Methods This was a two-part study. Part A – A retrospective case note review of the triggers of VCD from endoscopically-confirmed VCD patients was conducted. This information was used to generate a Breathlessness Triggers Survey with triggers recorded under the categories: scents, environmental factors, temperature, emotions, mechanical factors and daily activities. Part B – A prospective study which involved patients with VCD and/or asthma completing the Breathlessness Triggers Survey, rating the likelihood of each item triggering their symptoms using a five-point Linkert scale (strongly disagree to strongly agree). Chi-square test was performed to compare responses by cohort.

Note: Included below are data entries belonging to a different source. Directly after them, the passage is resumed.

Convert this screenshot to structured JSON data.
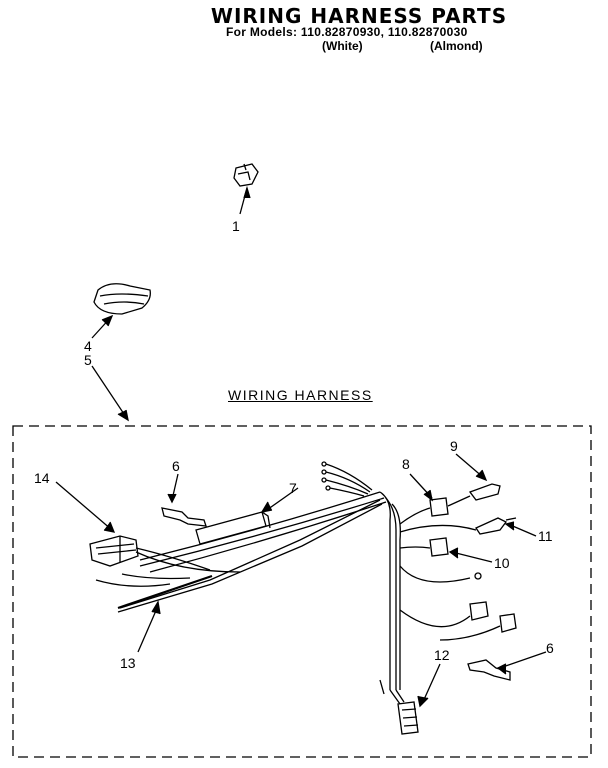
{
  "header": {
    "title": "WIRING HARNESS PARTS",
    "models_line": "For Models: 110.82870930, 110.82870030",
    "color_white": "(White)",
    "color_almond": "(Almond)"
  },
  "section_label": "WIRING HARNESS",
  "callouts": {
    "c1": "1",
    "c4": "4",
    "c5": "5",
    "c6a": "6",
    "c6b": "6",
    "c7": "7",
    "c8": "8",
    "c9": "9",
    "c10": "10",
    "c11": "11",
    "c12": "12",
    "c13": "13",
    "c14": "14"
  }
}
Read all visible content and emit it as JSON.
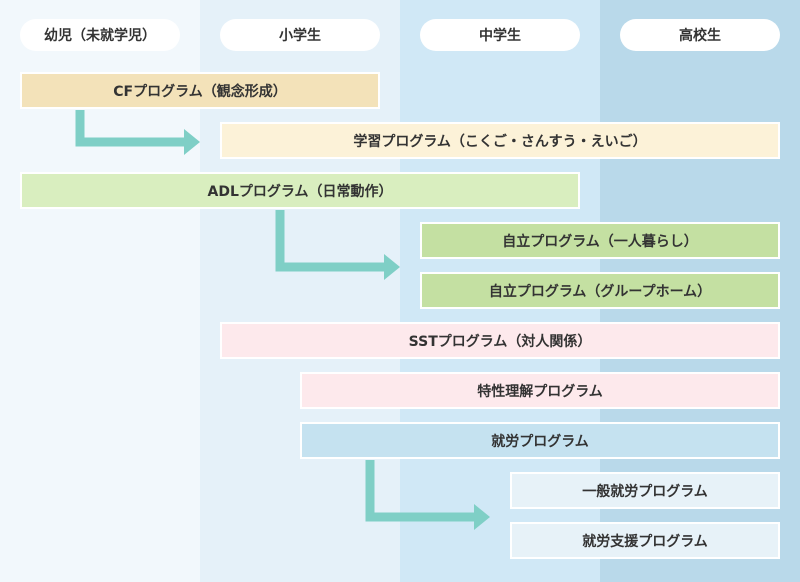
{
  "stages": [
    "幼児（未就学児）",
    "小学生",
    "中学生",
    "高校生"
  ],
  "programs": {
    "cf": "CFプログラム（観念形成）",
    "gakushu": "学習プログラム（こくご・さんすう・えいご）",
    "adl": "ADLプログラム（日常動作）",
    "jiritsu_alone": "自立プログラム（一人暮らし）",
    "jiritsu_group": "自立プログラム（グループホーム）",
    "sst": "SSTプログラム（対人関係）",
    "tokusei": "特性理解プログラム",
    "shuro": "就労プログラム",
    "ippan_shuro": "一般就労プログラム",
    "shuro_shien": "就労支援プログラム"
  },
  "colors": {
    "col_infant": "#f2f8fc",
    "col_elementary": "#e5f1f9",
    "col_junior": "#d0e8f6",
    "col_high": "#b9d9ea",
    "arrow": "#7fcfc6",
    "cf": "#f3e2b9",
    "gakushu": "#fcf2d8",
    "adl": "#d9eebf",
    "jiritsu": "#c4e0a2",
    "sst": "#fde9ec",
    "tokusei": "#fde9ec",
    "shuro": "#c5e2f0",
    "shuro_sub": "#e7f2f8"
  }
}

Results Part A – Data from 202 patients with VCD (73.3% female, mean age 53.1yrs) were included in the retrospective study. The findings were used to create a 23-item Breathlessness Triggers Survey for Part B of the study. Part B – 38 patients with VCD-only (63.2% females, mean age 56.8 yrs), 39 patients with asthma-only (56.4% female, mean age 53.3 yrs) and 12 patients with both VCD and asthma (83.3% female, mean age, 56.8yrs) were recruited. The mean number of patient-reported triggers in the VCD and asthma cohort was 11 and 13 respectively. Mechanical factors such as talking (p ≤ 0.001), shouting (p = 0.004) and swallowing (p ≤ 0.001) were more common in the VCD cohort, whilst environmental factors such as pollen/flowers (p = 0.002) and damp air (p = 0.039) were more common in asthma. There were no differences between groups in frequency of reporting scents as triggers (except for vinegar, more common in VCD), temperature, emotions or daily activities.

Conclusion There were notable differences and overlaps between patient-reported triggers of VCD and asthma, which could give clues to diagnosis during clinical assessment. Future work should focus on the mechanisms underlying these findings.